Monday, March 2, 2009

Duncan gets ideas from China

We love you, Mr. President. But it looks like you may have another Cabinet member to fire.

Education Secretary Arne Duncan now says the United States should add yet more days to its ever-expanding school year.

Because we've all seen how well that's worked over the past 25 years. (That's more sarcasm, everyone!)

Actually, Duncan's rationale for his stance is that...China has done it already. Well, China has busted labor unions and imprisoned journalists too, so I guess that's next.

Nice to know America has an Education Secretary who takes cues from authoritarian overseas dictatorships.

The issue runs deeper though. The most vocal proponents of the idea are Big Business - whose primary concern is creating cheap, docile labor to be exploited in the gloBULL marketplace. Duncan complains that American children are "at a competitive disadvantage" - but one has to ask why the hell we're competing against oppressive regimes in the first place.

I also find it interesting that prior to the Reagan revolution, we learned more in school even though the school year was 5 weeks shorter.

It takes a lot of gall for Arne Duncan to have grown up in the era of the 9-month calendar only to try to deny it to future generations - just so Corporate America can Make more Money off their backs. Somehow I doubt Duncan's proposal would include any more civics classes. If it did, children might actually learn what the "standards" chase is really about.

Already, 30% of American high school students are pushed out of school before graduation - and there's a direct correlation between the burgeoning pushout rate and the increase in the number of days in school.

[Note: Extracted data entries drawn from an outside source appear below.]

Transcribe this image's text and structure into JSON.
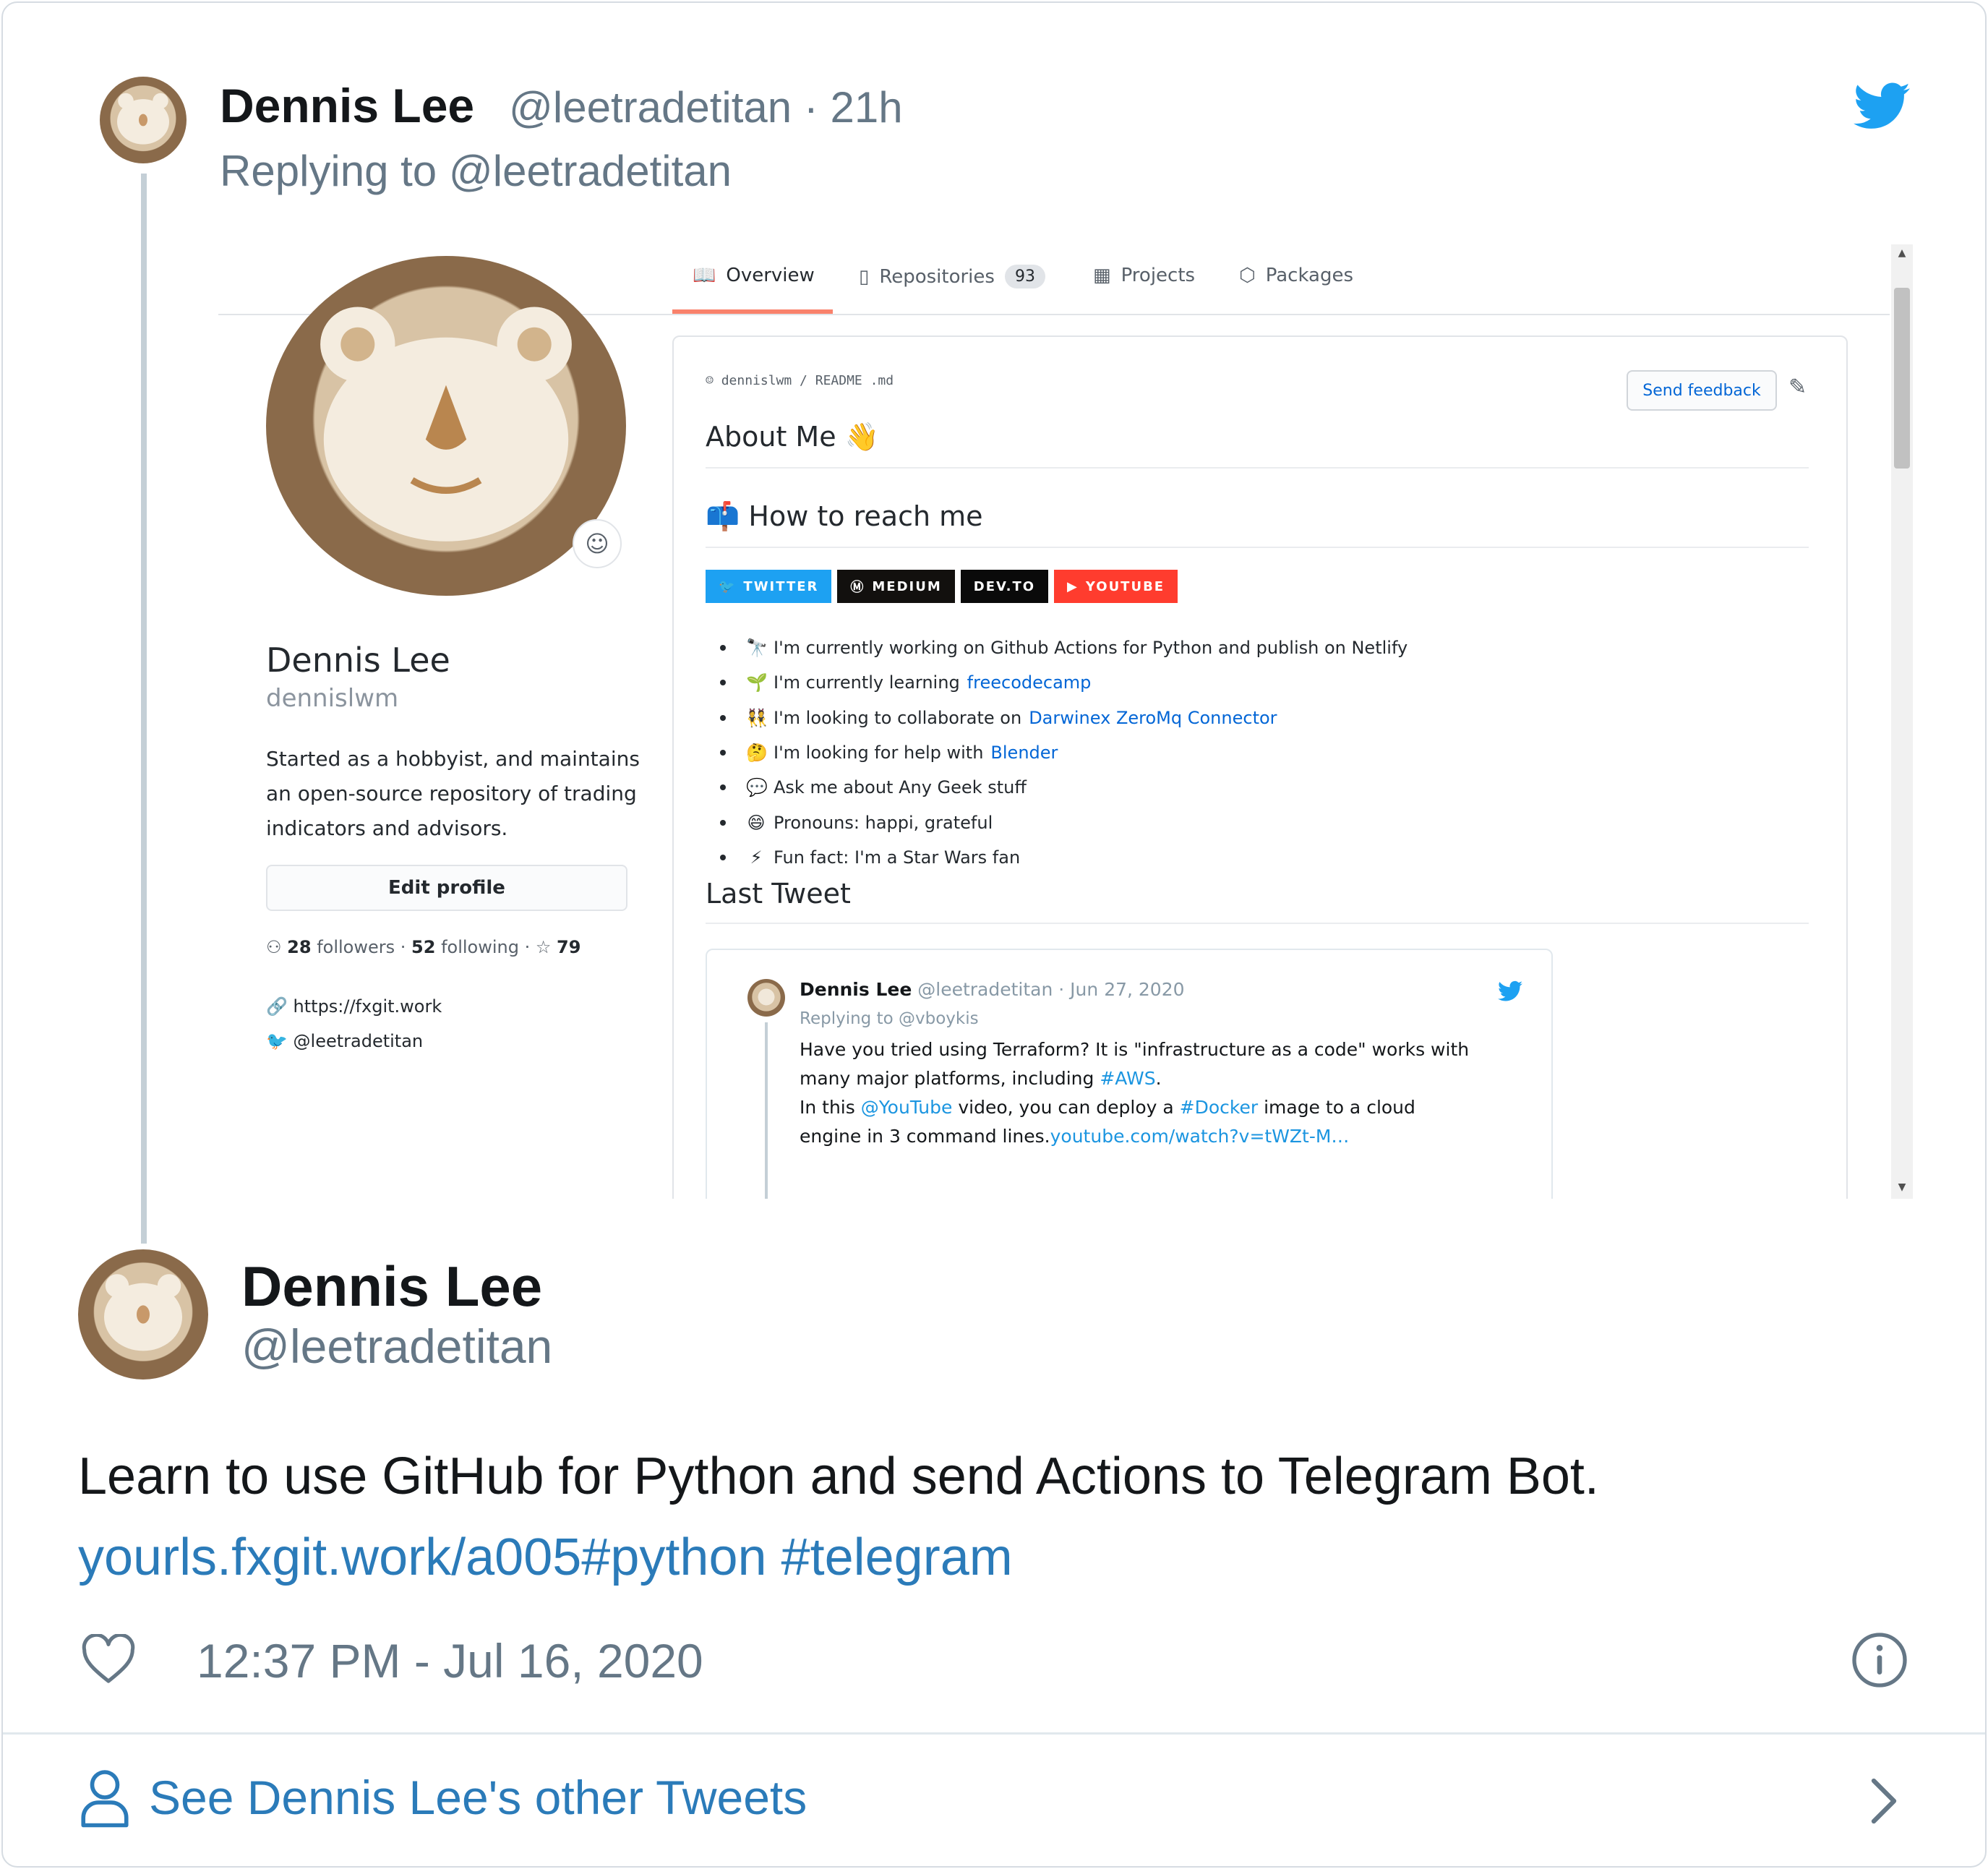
{
  "parent_tweet": {
    "author_name": "Dennis Lee",
    "author_handle_time": "@leetradetitan · 21h",
    "replying_to": "Replying to @leetradetitan"
  },
  "github_profile": {
    "tabs": [
      {
        "label": "Overview"
      },
      {
        "label": "Repositories",
        "count": "93"
      },
      {
        "label": "Projects"
      },
      {
        "label": "Packages"
      }
    ],
    "name": "Dennis Lee",
    "login": "dennislwm",
    "bio": "Started as a hobbyist, and maintains an open-source repository of trading indicators and advisors.",
    "edit_button": "Edit profile",
    "followers": "28",
    "followers_label": "followers",
    "following": "52",
    "following_label": "following",
    "stars": "79",
    "website": "https://fxgit.work",
    "twitter": "@leetradetitan",
    "readme_path": "dennislwm / README .md",
    "send_feedback": "Send feedback",
    "about_heading": "About Me",
    "reach_heading": "How to reach me",
    "badges": [
      {
        "label": "TWITTER",
        "color": "#1da1f2"
      },
      {
        "label": "MEDIUM",
        "color": "#12100e"
      },
      {
        "label": "DEV.TO",
        "color": "#0a0a0a"
      },
      {
        "label": "YOUTUBE",
        "color": "#ff3c2e"
      }
    ],
    "list": [
      {
        "icon": "🔭",
        "text": "I'm currently working on Github Actions for Python and publish on Netlify",
        "link": ""
      },
      {
        "icon": "🌱",
        "text": "I'm currently learning ",
        "link": "freecodecamp"
      },
      {
        "icon": "👯",
        "text": "I'm looking to collaborate on ",
        "link": "Darwinex ZeroMq Connector"
      },
      {
        "icon": "🤔",
        "text": "I'm looking for help with ",
        "link": "Blender"
      },
      {
        "icon": "💬",
        "text": "Ask me about Any Geek stuff",
        "link": ""
      },
      {
        "icon": "😄",
        "text": "Pronouns: happi, grateful",
        "link": ""
      },
      {
        "icon": "⚡",
        "text": "Fun fact: I'm a Star Wars fan",
        "link": ""
      }
    ],
    "last_tweet_heading": "Last Tweet",
    "embedded_tweet": {
      "name": "Dennis Lee",
      "meta": "@leetradetitan · Jun 27, 2020",
      "replying_to": "Replying to @vboykis",
      "line1": "Have you tried using Terraform? It is \"infrastructure as a code\" works with",
      "line2a": "many major platforms, including ",
      "line2b": "#AWS",
      "line2c": ".",
      "line3a": "In this ",
      "line3b": "@YouTube",
      "line3c": " video, you can deploy a ",
      "line3d": "#Docker",
      "line3e": " image to  a cloud",
      "line4a": "engine in 3 command lines.",
      "line4b": "youtube.com/watch?v=tWZt-M…"
    }
  },
  "main_tweet": {
    "author_name": "Dennis Lee",
    "author_handle": "@leetradetitan",
    "text": "Learn to use GitHub for Python and send Actions to Telegram Bot.",
    "link": "yourls.fxgit.work/a005#python",
    "hashtag": "#telegram",
    "timestamp": "12:37 PM - Jul 16, 2020"
  },
  "footer": {
    "see_other": "See Dennis Lee's other Tweets"
  },
  "colors": {
    "twitter_blue": "#1da1f2",
    "link_blue": "#2b7bb9",
    "muted": "#657786",
    "github_link": "#0366d6"
  }
}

Thus, Duncan's proposal doesn't just foster raw greed. It also heightens exclusion.

Expanding the school year would also be a grave setback in the fight against bullying. Given America's filthy school buildings, it would also increase disease.

It's hard to see how anyone expects to be taken seriously when they demand a longer school year. It's even harder to see why anybody actually takes them seriously.

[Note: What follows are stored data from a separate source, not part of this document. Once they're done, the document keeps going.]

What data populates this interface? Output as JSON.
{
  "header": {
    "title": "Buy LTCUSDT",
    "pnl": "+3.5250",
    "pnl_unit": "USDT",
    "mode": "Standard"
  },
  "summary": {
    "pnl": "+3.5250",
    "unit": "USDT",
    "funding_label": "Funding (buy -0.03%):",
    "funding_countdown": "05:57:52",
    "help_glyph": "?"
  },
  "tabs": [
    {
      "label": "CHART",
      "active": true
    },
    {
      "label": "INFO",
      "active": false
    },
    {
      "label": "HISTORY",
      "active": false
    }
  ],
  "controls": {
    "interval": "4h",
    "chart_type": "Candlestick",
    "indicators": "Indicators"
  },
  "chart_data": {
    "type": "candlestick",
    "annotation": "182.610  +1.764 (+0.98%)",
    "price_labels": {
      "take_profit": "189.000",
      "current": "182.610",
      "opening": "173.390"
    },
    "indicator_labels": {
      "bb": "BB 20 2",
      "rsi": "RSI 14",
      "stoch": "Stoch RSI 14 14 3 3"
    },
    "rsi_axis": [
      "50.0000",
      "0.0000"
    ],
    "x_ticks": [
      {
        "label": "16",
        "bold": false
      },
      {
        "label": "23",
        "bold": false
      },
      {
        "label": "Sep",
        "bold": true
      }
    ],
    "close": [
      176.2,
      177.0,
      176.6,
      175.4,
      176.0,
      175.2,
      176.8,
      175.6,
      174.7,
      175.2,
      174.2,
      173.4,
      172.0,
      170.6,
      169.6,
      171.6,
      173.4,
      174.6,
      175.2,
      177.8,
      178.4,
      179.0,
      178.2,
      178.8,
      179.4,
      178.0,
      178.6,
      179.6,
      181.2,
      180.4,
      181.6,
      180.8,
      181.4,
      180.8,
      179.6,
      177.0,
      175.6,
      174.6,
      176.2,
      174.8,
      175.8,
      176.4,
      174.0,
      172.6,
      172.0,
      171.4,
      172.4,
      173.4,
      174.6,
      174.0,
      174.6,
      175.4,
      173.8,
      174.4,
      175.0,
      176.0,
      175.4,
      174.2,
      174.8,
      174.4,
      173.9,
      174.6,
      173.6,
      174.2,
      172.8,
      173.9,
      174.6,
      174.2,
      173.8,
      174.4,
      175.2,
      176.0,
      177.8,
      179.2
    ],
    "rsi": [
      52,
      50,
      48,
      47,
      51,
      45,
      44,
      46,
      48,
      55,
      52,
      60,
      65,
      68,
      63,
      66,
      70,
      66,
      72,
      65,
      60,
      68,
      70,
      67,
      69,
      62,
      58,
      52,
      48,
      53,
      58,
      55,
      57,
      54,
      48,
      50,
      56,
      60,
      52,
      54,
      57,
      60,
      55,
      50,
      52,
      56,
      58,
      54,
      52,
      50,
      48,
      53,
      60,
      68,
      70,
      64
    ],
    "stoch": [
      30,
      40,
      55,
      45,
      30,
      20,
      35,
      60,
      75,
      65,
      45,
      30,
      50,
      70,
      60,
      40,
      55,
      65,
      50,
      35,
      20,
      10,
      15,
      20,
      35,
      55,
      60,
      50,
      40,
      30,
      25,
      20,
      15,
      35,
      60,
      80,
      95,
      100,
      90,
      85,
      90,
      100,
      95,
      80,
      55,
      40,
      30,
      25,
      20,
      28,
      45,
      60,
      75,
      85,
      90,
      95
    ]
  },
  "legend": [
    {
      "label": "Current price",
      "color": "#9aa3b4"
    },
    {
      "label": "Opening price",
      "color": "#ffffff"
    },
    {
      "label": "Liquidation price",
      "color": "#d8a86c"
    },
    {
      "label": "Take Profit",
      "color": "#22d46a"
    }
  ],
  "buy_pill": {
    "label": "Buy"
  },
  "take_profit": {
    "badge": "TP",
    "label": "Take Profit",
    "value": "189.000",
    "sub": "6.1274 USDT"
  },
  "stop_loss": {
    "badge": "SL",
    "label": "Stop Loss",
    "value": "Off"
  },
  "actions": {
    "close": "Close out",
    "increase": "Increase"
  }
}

I think it's time for a federally imposed cap on the number of days in school, because there's already too many states and communities that have in effect made our young people mere cogs in the corporatist wheel. Our children have a right to be free of exploitation - and a right to an education system that empowers, not enslaves.

In the meantime, my support for a nationwide boycott of school grows. I'm almost 36, and I'm less enchanted by the state of American schools now than I was in grade school.

(Source: http://www.cnn.com/2009/POLITICS/02/27/education.school.year)

2 comments:

  1. Another lookalike person!!!

    Do you know who Arne Duncan looks like?

    He looks like one of the New Kids of the Block! Do you remember who I'm talking about?

    ReplyDelete
  2. I remember that guy, now that you mention him.